Guidelines issued by the American Gastroenterological Association do not recommend screening even in high-risk groups and state that such patients should be tested for celiac disease only if typical or atypical symptoms develop [Rostom et al. 2006]. In contrast, guidelines from the North American Society for Pediatric Gastroenterology, Hepatology and Nutrition recommend screening of high-risk groups for celiac disease, and repeat screening at intervals asymptomatic high-risk patients who have negative serology results [Hill et al. 2005].
An effective alternative to screening is active case finding in symptomatic individuals. In the general population, this approach has led to the diagnosis of a large number of patients and should be the recommended practice [Virta et al. 2009; Catassi et al. 2007].

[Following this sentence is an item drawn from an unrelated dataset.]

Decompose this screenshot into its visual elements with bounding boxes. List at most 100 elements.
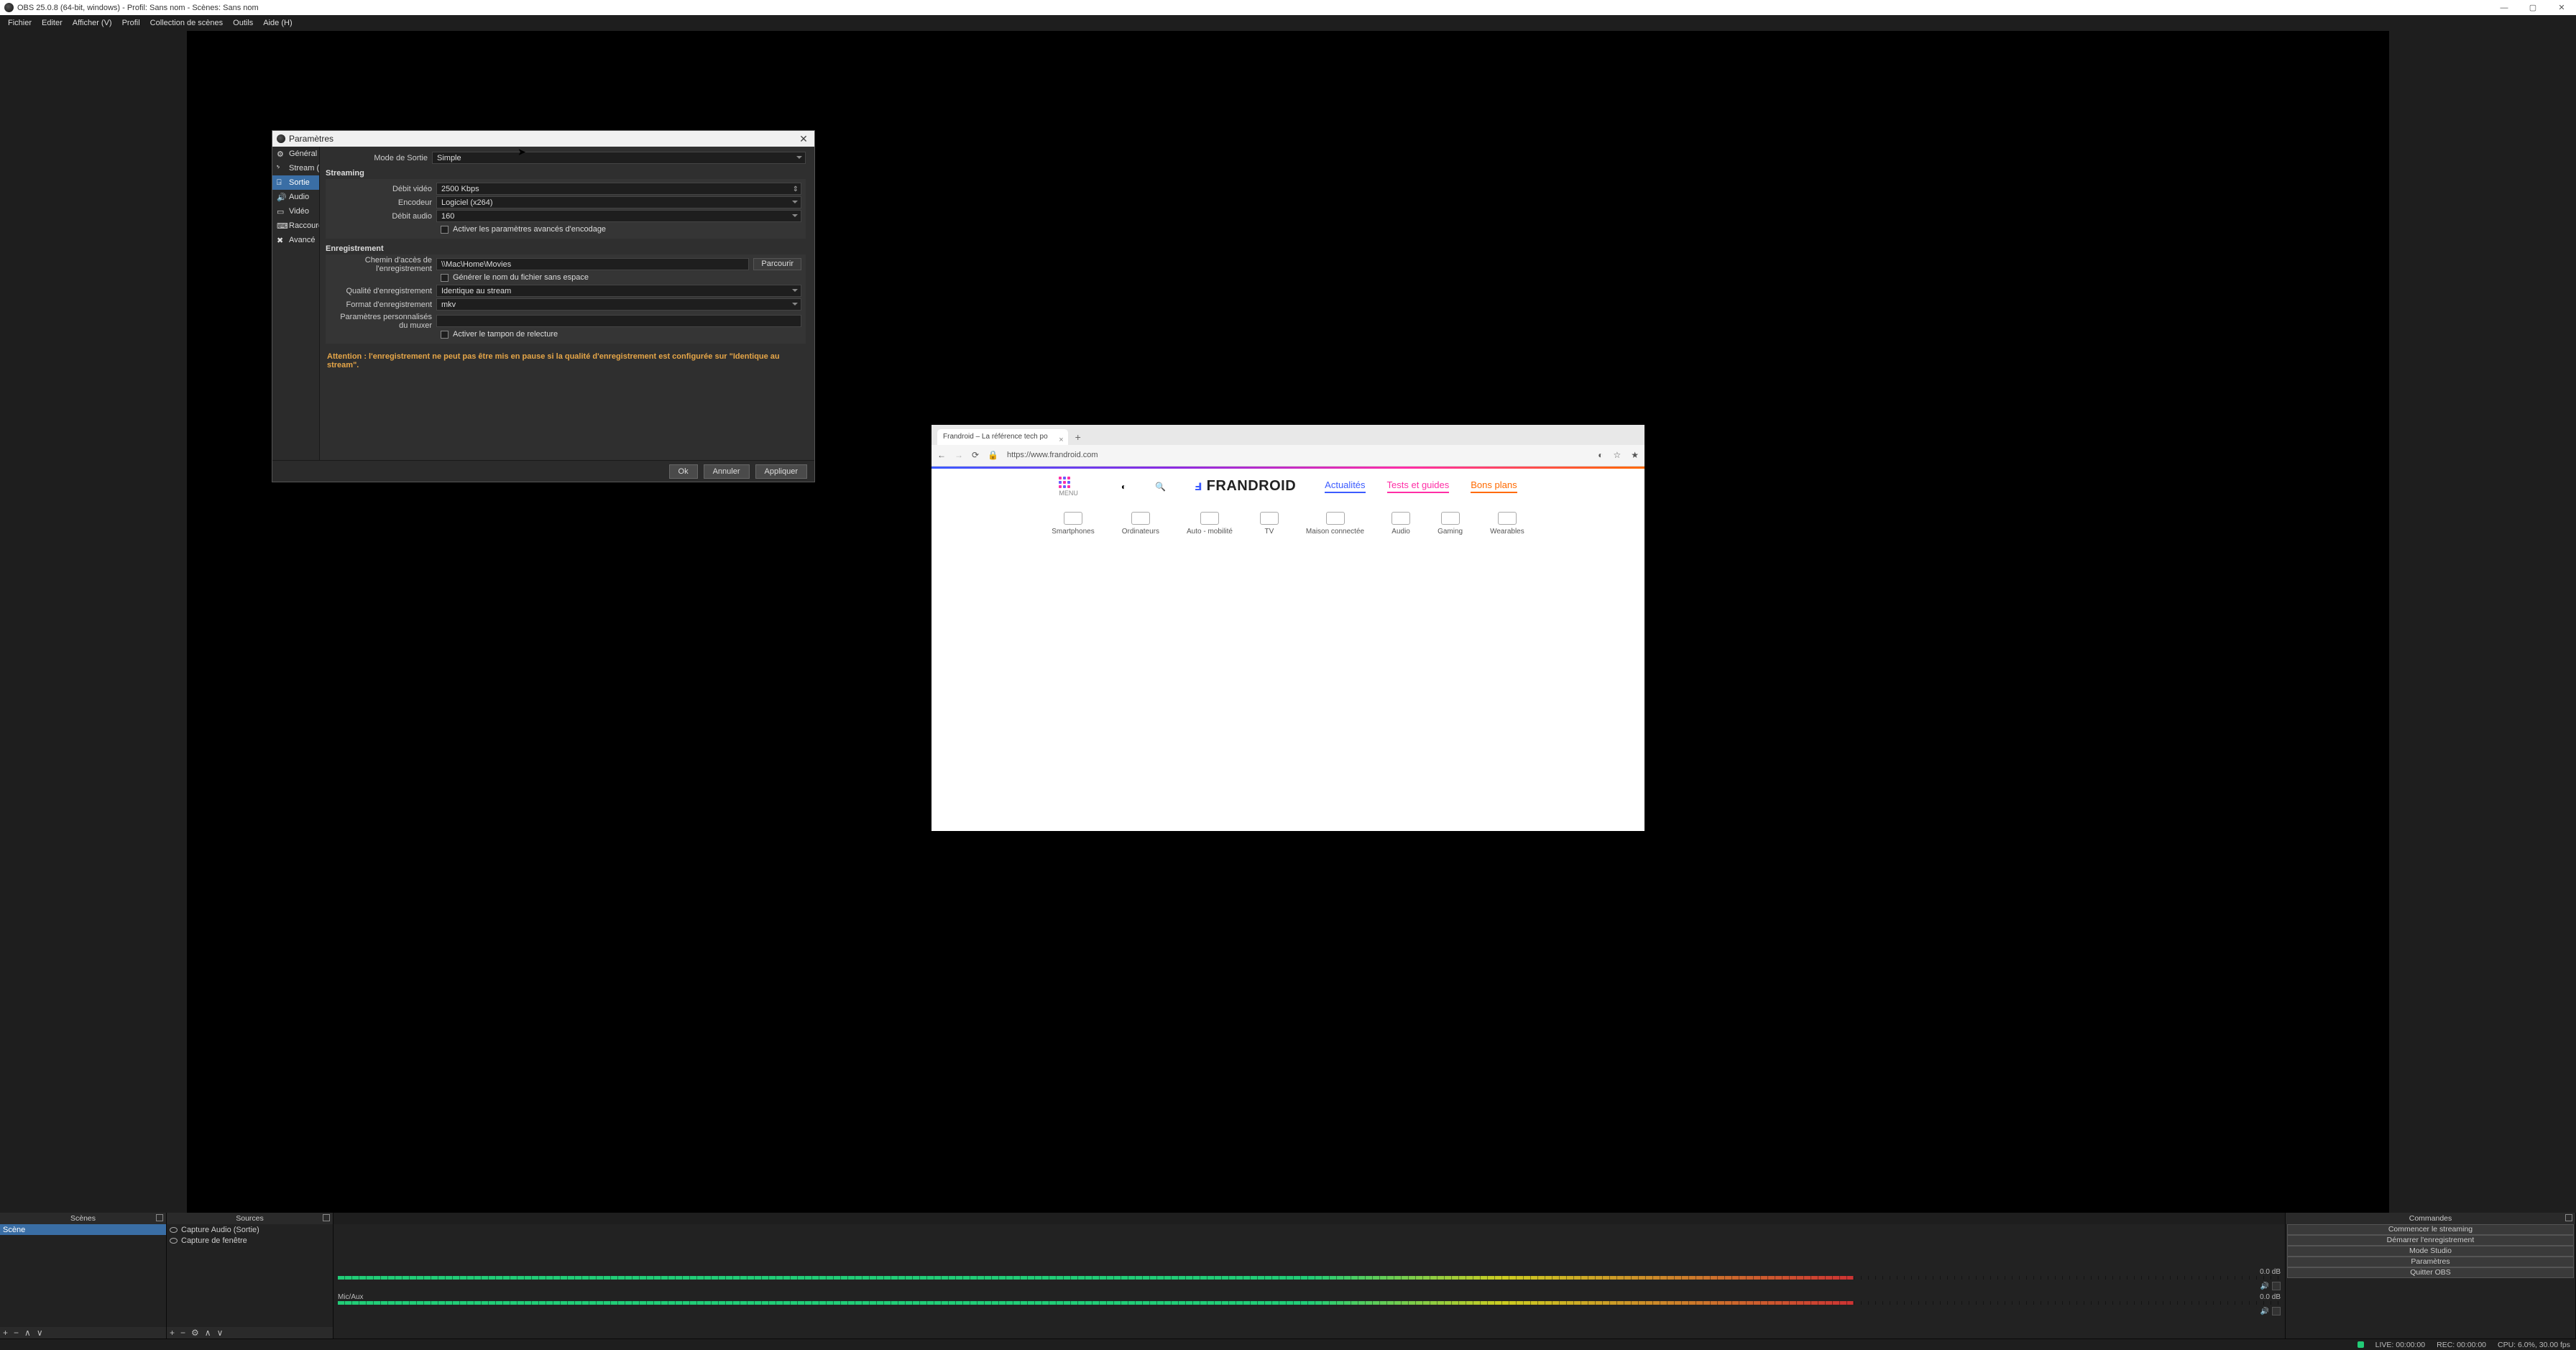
browser-tab[interactable]: Frandroid – La référence tech po × bbox=[937, 429, 1068, 445]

Presently, there are insufficient data to demonstrate that screening the general population or asymptomatic individuals in high-prevalence groups definitively results in clinical benefit. We recommend screening for celiac disease in pediatric and adult patients with certain autoimmune diseases (including autoimmune thyroid disease, autoimmune liver disease, primary biliary cirrhosis and type 1 diabetes mellitus), given the evidence suggesting that treatment with a gluten-free diet may ameliorate the autoimmune disease and possibly prevent the development of other autoimmune diseases [Ventura et al. 2000]. For children and adults who are first-degree relatives of patients with celiac disease and for patients with Down’s or Turner’s syndrome, we recommend aggressive case finding and maintaining a low threshold for suspicion and screening. If such individuals are asymptomatic, we offer screening to these patients while informing them that the data on this issue are currently sparse. Future studies should focus on practical benefits of diagnosing celiac disease in asymptomatic patients with emphasis on measuring quality of life before and after the diagnosis and introduction of the gluten-free diet.
Footnotes
This research received no specific grant from any funding agency in the public, commercial, or not-for-profit sectors.
The authors declare no conflicts of interest in preparing this article.